Remember When Hiking Was Racist?
Flashbacks to 2020 while hiking in Hawaii
I’ve been in Hawaii this last week (one of my favorite destinations) ostensibly for a conference but mostly to be in Hawaii. Despite that I’ve been to Hawaii 6 times now, I’d never hiked to a water fall so this time decided to hike to Manoa Falls1, a popular hiking destination.
The Manoa Falls hike itself isn’t bad if you don’t mind walking uphill for about an hour. At the falls itself there’s a second trailhead for ‘Aihualama Trail which was rated as moderate in difficulty. This trail goes for an hour or so over Banyan tree roots, under fallen trunks, on treacherous, muddy ledges, etc. I finished it and the payoff view is amazing, but I did wonder if that was “moderate” what Hawaii considers a “difficult” hiking trail2. Should I expect a troll asking riddles three to allow me to pass?
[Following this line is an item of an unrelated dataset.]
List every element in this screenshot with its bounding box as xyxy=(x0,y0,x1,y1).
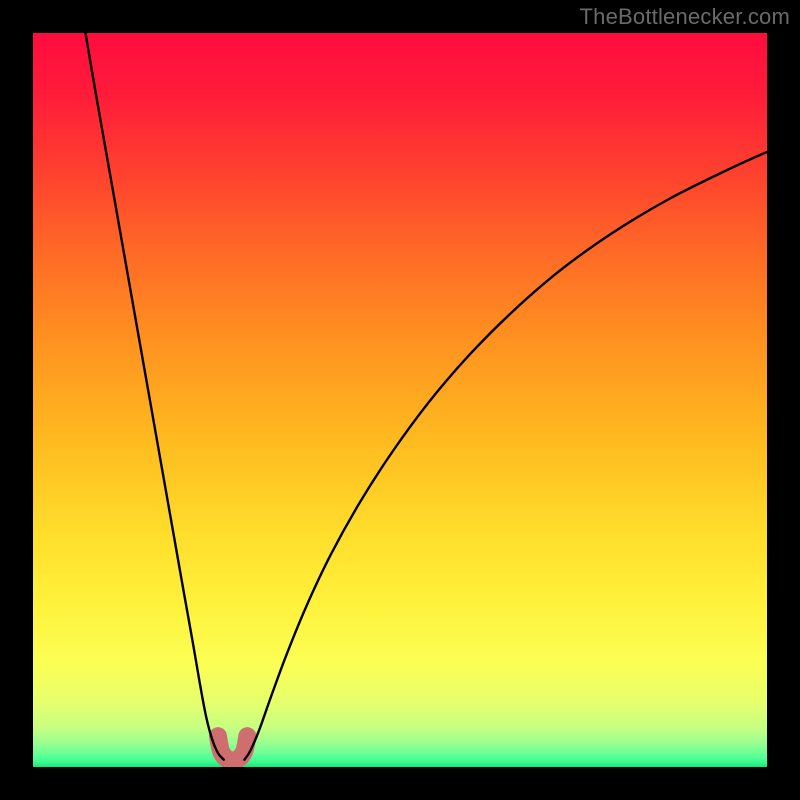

Anyway, on the way down from the peak3 I happened to pass a gentleman on his way up. We had a brief exchange, which he initiated, as hikers do. It went something like:
Him, “Phew, almost there.”
Me, “Yep, you got it, not far now.”
Totally normal, throw-away pleasant exchange by two strangers enjoying a mutual, challenging activity. Probably we evolved to have these little social exchanges to signal friendliness and lack of aggressive intent. “I’m not invading your territory. It’s a muddy rainforest, you can have it!”
In this case, the gentleman in question happened to be black and I, of course, am Irish/Scottish/English white, though I do joke I’m the world’s tannest Irishman. To a sane person, this observation about our races is meaningless because “race” is dumb, we’re not defined by it, and race had nothing to do with our exchange.
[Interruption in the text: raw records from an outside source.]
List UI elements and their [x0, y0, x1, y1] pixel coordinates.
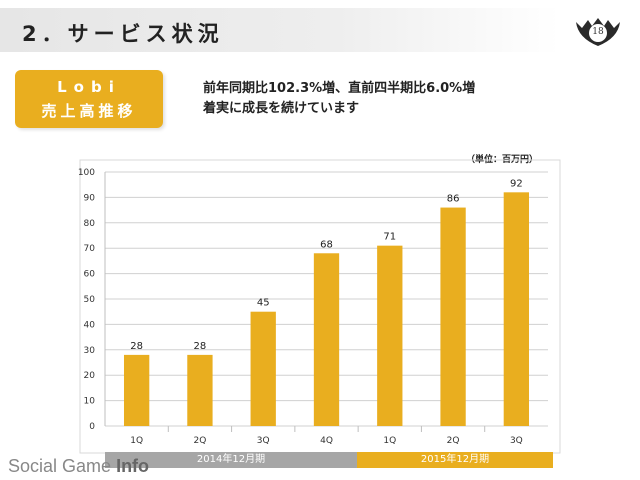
data-label: 92 — [510, 178, 523, 189]
period-2015-band: 2015年12月期 — [357, 452, 553, 468]
x-tick-label: 1Q — [130, 436, 143, 446]
bar — [187, 354, 213, 426]
x-tick-label: 2Q — [447, 436, 460, 446]
y-tick-label: 10 — [84, 397, 96, 407]
bar — [313, 253, 340, 426]
y-tick-label: 20 — [84, 371, 96, 381]
y-tick-label: 50 — [84, 295, 96, 305]
header-band — [0, 8, 560, 52]
slide-title: 2．サービス状況 — [22, 22, 224, 46]
y-tick-label: 30 — [84, 346, 96, 356]
period-2014-band: 2014年12月期 — [105, 452, 357, 468]
x-tick-label: 1Q — [383, 436, 396, 446]
data-label: 28 — [194, 341, 207, 352]
y-tick-label: 60 — [84, 270, 96, 280]
summary-line-2: 着実に成長を続けています — [203, 101, 360, 116]
data-label: 86 — [447, 194, 460, 205]
bar — [440, 207, 466, 426]
x-tick-label: 4Q — [320, 436, 333, 446]
y-tick-label: 100 — [78, 168, 95, 178]
lobi-title-box: Lobi 売上高推移 — [15, 70, 163, 128]
watermark: Social Game Info — [8, 456, 149, 477]
y-tick-label: 0 — [89, 422, 95, 432]
watermark-text-2: Info — [116, 456, 150, 476]
x-tick-label: 3Q — [257, 436, 270, 446]
y-tick-label: 70 — [84, 244, 96, 254]
page-number: 18 — [592, 27, 604, 37]
data-label: 28 — [130, 341, 143, 352]
bar-layer — [123, 192, 530, 426]
label-layer: 0 10 20 30 40 50 60 70 80 90 100 28 1Q 28 2Q 45 3Q 68 4Q 71… — [78, 168, 523, 446]
lobi-label: Lobi — [57, 78, 121, 96]
bar — [123, 354, 150, 426]
page-badge-icon — [576, 18, 620, 46]
summary-line-1: 前年同期比102.3%増、直前四半期比6.0%増 — [203, 81, 476, 96]
y-tick-label: 40 — [84, 320, 96, 330]
bar — [250, 311, 276, 426]
summary: 前年同期比102.3%増、直前四半期比6.0%増 着実に成長を続けています — [203, 79, 475, 119]
watermark-text-1: Social Game — [8, 456, 112, 476]
bar — [377, 245, 403, 426]
data-label: 71 — [383, 232, 396, 243]
bar — [503, 192, 530, 426]
x-tick-label: 3Q — [510, 436, 523, 446]
data-label: 45 — [257, 298, 270, 309]
lobi-subtitle: 売上高推移 — [41, 102, 137, 120]
x-tick-label: 2Q — [194, 436, 207, 446]
y-tick-label: 90 — [84, 193, 96, 203]
y-tick-label: 80 — [84, 219, 96, 229]
data-label: 68 — [320, 239, 333, 250]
It did remind me though of one of the sillier moments of the 2020+ race panic. For those who have forgotten, and God bless you if you have, some progressive activists (often white themselves) started to see white supremacy in literally everything. Including hiking.
Don’t take my word for it. News articles from the time say it pretty bluntly.
This 2021 article from CNN goes on at length about the “Whiteness” of national parks. A 2023 article by the Green Mountain Club talks about “decentering whiteness” in hiking. Pointing out that, you know…it’s outdoors and anybody could go there led to lectures about “privilege” because apparently all hikers lived pampered childhood lives with plenty of leisure time and money for gear4. And of course there were various videos, some humorous, but others legit complaining about “microaggressions” because white hikers were perceived as “too friendly” for having the exact sort of exchange that was initiated by my black colleague on the trail5.
Oddly enough, this wasn’t my first “reverse cliché” in Hawaii. On my last trip, an Asian woman stranger spontaneously asked me where I was from when we were both climbing Diamond Head. Naturally, I immediately reported her to the microaggression police.
These types of exchanges are absolutely normal and healthy. It’s human beings relating in superficial, sure, but friendly ways. Racism exists, sucks, and should be confronted when it occurs. But trying to turn ordinary, innocuous exchanges into insidious episodes about race was deeply unhealthy and neurotic.
I guess, sure, when someone asks, “Where are you from?” they could be motivated by deep racist instinct and a desire to make you feel unwelcome. Or maybe they’re making obvious small-talk. I have a suspicion which of these two assumptions that people may make are associated with better mental health.
This was always my concern about the 2020 race panic. It probably succeeded in the goal of getting people to think a lot more about race. But rather than bind people together, I suspect the outcome was to drive wedges between people based on really stupid criteria such as the color of their skin, the shape of their genitals, which God they worship, etc. And yes, with those doors opened, some on the right have predictably taken the invitation to talk about race more openly in order to spout disgusting examples of explicit racism (see the absurd case of Shiloh Hendrix).
Thank god the worst of that is behind us (I think6), though it lingers on in corners of the far-left and far-right. Maybe we should figure out how to let those two microgroups enjoy each others’ company and leave the rest of us to interact as human beings, however much melanin God may have given us.
As to my friend on the mountain, I hope you loved those views!
And, yes, I keep wanting to call it Moana Falls.
The AI picture doesn’t do it justice. It was narrower, without rocks underfoot, mainly, with steep drop offs, a lot of rough terrain. Most hikers on that trail didn’t have poles, but I’m also not sure how much they would have helped.
Which is Mount Tantalus, 1643 feet.
I, for one, did not.
It will surprise probably no one to also find articles complaining white hikers aren’t friendly enough.
I say this not because there aren’t both left and right spaces that continue to be hyper-neurotic about identity issues…of course that’s still the case…but the cultural cache of those movements are nowhere near what they were in 2020. Given the peaks of it’s power in 2020-2022, the collapse of the race moral panic has been surprisingly fast.